Are you tired of pedaling a stationary bike or an elliptical machine? Are you in search of a little adventure? If so, maybe you’re ready to get outside and try real biking. Don’t worry if several years have passed since you last rode a bike. As the saying goes, “You never forget how to ride a bicycle.” However, although the fundamentals of bicycling haven’t changed since you owned a ten-speed (or maybe a three-speed), many other aspects of this sport have, most of which have made it both more accessible and more enjoyable.
Technology has greatly enhanced bicycles, bicycle helmets, and even bicycling clothes. Biking clubs have sprouted up across the United States, making it easier to find others to ride with. And more communities are becoming more bike-friendly by, for example, establishing bike lanes or separate bike paths, providing bicycle parking areas, and installing bike racks on trains and buses so that bikes can be transported with their riders.
So if you haven’t touched your bike in years, now’s the time to get it out, dust it off, take it in to your local bike shop for a tune-up (very important), and assess whether you need any new biking accessories, such as new helmet, bike lock, or biking gloves, or even a new bike.
Biking is a enjoyable activity that you can do alone or with others. It can be a good way to explore new places or to simply enjoy old favorites. There is nothing like riding down a bike path or a trail feeling the breeze on your face and the sun on your back. People who use a bike to commute to work or run errands can also have the satisfaction of knowing they’re getting some exercise and not adding any pollution to the air.
Besides being a pleasant activity, biking works the muscles in your legs and arms, increases your lung capacity, and helps you maintain a healthy heart. In addition, all forms of aerobic exercise, including biking, help improve your body’s response to insulin and lower blood glucose levels.
Even if you regularly do some other type of aerobic exercise, varying your routine with an occasional bike ride will challenge you physically and stimulate you mentally. Cross-training of any type works your muscles a little differently, may help prevent overuse injuries, and keeps you from getting bored with your exercise routine.
Trails or roads?
If you already have a bike and don’t wish to buy a new one, the style of your bike will probably determine where you will ride it. If you’re in the market for a new bike, however, you may want to think first about where you intend to bike — on trails or on roads — before buying one.
Biking on roads is convenient since you can usually just hop on outside your front door and go. However, if you have to share the road with cars, biking on roads can be scary and even dangerous. Seeking out quieter streets, back roads, and bike paths may make for more enjoyable and safer bike riding. If you intend to ride on roads, you will want either a road bike with fairly thin tires and a lightweight frame or a somewhat heavier “city bike.” If you plan to commute on your bike, you might even consider getting a foldable bike for easier storage at your home and workplace.

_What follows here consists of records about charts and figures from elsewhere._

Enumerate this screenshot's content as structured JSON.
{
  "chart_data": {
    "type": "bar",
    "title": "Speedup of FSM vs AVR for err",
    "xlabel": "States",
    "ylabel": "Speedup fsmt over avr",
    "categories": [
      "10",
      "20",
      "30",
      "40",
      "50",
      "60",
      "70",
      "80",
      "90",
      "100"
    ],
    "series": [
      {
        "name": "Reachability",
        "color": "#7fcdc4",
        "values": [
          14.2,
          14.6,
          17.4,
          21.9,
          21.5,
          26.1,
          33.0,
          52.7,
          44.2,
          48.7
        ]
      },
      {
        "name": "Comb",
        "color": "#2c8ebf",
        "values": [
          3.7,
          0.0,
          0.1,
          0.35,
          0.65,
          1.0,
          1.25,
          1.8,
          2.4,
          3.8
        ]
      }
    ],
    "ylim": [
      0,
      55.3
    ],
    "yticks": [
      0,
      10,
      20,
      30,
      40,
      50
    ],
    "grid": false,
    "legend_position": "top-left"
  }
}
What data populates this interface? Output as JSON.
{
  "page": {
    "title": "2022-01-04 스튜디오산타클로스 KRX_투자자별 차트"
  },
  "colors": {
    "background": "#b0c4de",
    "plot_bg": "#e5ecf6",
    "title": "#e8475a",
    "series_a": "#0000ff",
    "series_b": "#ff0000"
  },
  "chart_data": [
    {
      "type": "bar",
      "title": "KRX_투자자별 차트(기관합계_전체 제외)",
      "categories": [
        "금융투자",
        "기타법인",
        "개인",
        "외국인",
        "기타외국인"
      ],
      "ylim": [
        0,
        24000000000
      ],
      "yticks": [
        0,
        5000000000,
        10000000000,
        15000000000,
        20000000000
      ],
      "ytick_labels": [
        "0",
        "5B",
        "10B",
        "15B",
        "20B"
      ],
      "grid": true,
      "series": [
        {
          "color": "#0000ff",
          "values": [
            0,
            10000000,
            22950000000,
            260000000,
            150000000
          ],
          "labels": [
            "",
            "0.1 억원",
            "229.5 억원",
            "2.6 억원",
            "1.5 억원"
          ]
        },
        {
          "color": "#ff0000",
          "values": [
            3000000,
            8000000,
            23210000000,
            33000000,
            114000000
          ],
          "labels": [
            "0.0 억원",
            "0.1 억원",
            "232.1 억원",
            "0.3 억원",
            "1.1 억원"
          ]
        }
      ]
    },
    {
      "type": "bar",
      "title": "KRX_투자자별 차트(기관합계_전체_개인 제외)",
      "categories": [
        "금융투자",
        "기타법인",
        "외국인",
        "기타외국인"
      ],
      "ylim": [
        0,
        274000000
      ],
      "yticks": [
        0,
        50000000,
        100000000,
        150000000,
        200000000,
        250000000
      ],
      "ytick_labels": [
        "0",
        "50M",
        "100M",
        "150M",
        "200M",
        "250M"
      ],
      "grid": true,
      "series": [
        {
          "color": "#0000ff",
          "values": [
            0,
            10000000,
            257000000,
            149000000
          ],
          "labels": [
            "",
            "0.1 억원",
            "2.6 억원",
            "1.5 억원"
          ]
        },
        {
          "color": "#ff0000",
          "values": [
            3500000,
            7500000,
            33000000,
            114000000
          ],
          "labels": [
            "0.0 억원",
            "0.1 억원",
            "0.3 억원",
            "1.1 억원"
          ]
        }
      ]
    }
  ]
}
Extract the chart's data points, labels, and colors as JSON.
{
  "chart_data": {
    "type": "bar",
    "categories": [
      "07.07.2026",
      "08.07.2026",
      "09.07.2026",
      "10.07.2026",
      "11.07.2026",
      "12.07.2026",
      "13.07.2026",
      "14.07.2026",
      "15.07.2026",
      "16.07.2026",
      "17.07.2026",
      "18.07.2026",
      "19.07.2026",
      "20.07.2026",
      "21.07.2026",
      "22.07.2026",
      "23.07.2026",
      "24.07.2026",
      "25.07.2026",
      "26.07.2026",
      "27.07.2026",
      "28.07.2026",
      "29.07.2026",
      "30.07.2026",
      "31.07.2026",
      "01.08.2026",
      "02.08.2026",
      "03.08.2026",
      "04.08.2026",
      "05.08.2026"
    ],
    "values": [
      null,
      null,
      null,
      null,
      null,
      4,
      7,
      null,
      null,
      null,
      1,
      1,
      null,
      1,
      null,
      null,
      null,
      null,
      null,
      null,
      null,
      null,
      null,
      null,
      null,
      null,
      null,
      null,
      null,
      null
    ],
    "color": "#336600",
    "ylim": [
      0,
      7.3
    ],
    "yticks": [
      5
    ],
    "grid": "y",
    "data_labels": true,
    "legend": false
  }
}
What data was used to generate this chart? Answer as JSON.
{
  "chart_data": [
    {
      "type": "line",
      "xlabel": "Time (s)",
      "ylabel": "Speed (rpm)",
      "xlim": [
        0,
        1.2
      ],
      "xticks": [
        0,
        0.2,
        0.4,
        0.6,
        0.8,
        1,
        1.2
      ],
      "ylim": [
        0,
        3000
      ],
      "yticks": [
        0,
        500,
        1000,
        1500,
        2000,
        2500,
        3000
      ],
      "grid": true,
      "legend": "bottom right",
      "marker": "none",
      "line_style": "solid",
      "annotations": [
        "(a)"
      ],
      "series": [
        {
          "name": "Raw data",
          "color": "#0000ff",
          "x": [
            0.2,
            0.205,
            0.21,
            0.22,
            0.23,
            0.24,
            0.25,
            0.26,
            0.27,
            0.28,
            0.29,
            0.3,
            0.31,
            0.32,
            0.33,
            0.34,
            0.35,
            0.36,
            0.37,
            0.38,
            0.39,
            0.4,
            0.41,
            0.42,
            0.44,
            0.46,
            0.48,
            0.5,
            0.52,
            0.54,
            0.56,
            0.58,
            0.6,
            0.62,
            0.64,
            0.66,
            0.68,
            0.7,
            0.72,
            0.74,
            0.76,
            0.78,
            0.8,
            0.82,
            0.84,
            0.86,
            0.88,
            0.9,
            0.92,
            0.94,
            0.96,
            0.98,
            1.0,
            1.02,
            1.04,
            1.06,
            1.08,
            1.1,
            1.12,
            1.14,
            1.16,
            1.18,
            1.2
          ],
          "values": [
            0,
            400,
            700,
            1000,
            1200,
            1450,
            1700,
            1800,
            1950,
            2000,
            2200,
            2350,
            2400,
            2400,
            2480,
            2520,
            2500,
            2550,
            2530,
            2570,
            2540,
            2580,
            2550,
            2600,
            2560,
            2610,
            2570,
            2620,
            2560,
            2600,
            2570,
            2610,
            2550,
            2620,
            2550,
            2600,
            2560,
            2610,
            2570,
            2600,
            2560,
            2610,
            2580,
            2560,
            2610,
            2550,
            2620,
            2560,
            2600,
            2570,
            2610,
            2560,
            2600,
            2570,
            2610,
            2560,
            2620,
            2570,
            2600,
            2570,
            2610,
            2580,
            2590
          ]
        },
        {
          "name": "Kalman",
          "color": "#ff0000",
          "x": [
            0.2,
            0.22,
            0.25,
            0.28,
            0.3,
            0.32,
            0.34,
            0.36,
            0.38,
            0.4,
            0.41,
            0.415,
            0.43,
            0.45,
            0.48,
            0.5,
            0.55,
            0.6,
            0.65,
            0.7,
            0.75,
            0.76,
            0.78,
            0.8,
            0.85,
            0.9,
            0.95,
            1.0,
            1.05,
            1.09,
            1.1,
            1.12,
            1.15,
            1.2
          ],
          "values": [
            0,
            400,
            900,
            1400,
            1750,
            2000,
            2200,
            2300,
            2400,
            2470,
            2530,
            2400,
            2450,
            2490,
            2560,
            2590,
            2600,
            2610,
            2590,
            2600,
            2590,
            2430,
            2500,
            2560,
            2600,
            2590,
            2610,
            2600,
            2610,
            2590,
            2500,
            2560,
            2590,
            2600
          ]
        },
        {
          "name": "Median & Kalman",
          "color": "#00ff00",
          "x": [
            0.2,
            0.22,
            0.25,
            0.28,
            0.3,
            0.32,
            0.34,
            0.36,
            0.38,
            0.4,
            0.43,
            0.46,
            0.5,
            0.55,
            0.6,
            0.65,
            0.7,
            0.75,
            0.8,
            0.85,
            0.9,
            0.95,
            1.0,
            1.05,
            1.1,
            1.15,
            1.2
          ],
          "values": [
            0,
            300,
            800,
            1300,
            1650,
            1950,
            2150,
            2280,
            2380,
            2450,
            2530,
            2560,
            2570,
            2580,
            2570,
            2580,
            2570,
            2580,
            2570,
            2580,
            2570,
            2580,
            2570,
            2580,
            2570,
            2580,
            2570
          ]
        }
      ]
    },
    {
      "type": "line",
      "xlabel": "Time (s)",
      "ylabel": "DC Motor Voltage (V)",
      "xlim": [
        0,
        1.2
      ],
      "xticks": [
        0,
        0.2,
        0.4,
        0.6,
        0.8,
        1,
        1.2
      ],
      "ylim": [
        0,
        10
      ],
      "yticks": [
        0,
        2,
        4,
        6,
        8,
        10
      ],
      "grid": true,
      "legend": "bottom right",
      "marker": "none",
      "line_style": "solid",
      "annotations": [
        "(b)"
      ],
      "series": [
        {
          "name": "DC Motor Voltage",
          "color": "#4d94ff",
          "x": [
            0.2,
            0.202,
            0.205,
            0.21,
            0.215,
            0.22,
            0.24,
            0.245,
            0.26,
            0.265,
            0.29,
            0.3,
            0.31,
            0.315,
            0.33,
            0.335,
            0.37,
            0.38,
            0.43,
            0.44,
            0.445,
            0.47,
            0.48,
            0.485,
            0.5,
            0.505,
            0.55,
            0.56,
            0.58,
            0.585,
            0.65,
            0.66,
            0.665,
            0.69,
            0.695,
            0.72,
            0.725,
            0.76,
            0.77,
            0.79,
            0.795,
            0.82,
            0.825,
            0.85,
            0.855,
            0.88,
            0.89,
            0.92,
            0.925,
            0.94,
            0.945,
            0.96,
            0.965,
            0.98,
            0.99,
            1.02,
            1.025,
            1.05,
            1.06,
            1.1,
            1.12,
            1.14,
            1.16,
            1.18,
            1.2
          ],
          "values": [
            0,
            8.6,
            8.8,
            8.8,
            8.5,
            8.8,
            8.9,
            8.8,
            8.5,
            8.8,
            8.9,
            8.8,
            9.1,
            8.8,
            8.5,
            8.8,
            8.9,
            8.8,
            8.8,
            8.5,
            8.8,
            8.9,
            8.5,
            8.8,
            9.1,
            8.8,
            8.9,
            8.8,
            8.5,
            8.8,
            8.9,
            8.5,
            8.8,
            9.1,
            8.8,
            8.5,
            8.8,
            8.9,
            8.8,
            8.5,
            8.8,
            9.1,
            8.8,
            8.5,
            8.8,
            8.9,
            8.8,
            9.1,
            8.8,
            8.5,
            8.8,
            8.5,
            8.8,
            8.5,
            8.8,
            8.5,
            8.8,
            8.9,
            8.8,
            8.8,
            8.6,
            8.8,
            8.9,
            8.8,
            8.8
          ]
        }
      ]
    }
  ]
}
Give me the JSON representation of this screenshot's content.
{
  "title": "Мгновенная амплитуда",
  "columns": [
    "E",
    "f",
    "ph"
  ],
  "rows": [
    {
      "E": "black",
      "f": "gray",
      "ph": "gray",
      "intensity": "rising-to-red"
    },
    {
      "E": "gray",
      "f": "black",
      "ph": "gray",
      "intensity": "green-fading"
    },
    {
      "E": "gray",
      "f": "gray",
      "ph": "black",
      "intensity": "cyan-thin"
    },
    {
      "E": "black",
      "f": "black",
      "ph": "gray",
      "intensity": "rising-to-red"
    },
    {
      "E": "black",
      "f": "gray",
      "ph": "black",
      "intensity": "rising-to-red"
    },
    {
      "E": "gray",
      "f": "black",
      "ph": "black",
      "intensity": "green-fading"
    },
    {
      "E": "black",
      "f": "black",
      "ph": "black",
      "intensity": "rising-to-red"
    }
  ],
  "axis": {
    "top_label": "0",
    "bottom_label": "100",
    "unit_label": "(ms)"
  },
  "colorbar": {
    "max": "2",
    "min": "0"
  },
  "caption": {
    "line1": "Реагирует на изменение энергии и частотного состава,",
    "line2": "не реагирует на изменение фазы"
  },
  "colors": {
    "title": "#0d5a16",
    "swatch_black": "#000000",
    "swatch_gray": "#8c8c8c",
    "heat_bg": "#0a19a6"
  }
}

If you prefer biking on trails, you’ll probably need a mountain bike. Mountain bikes have fat, knobby tires and a thick frame, making them both sturdier and heavier than road bikes. They are also much slower on roads than road bikes. Unless you are lucky enough to live near a trailhead, mountain biking usually requires driving to your destination. (It’s worth noting that not all hiking trails are open to bikes, so you will need to research where mountain biking is permitted in your area.)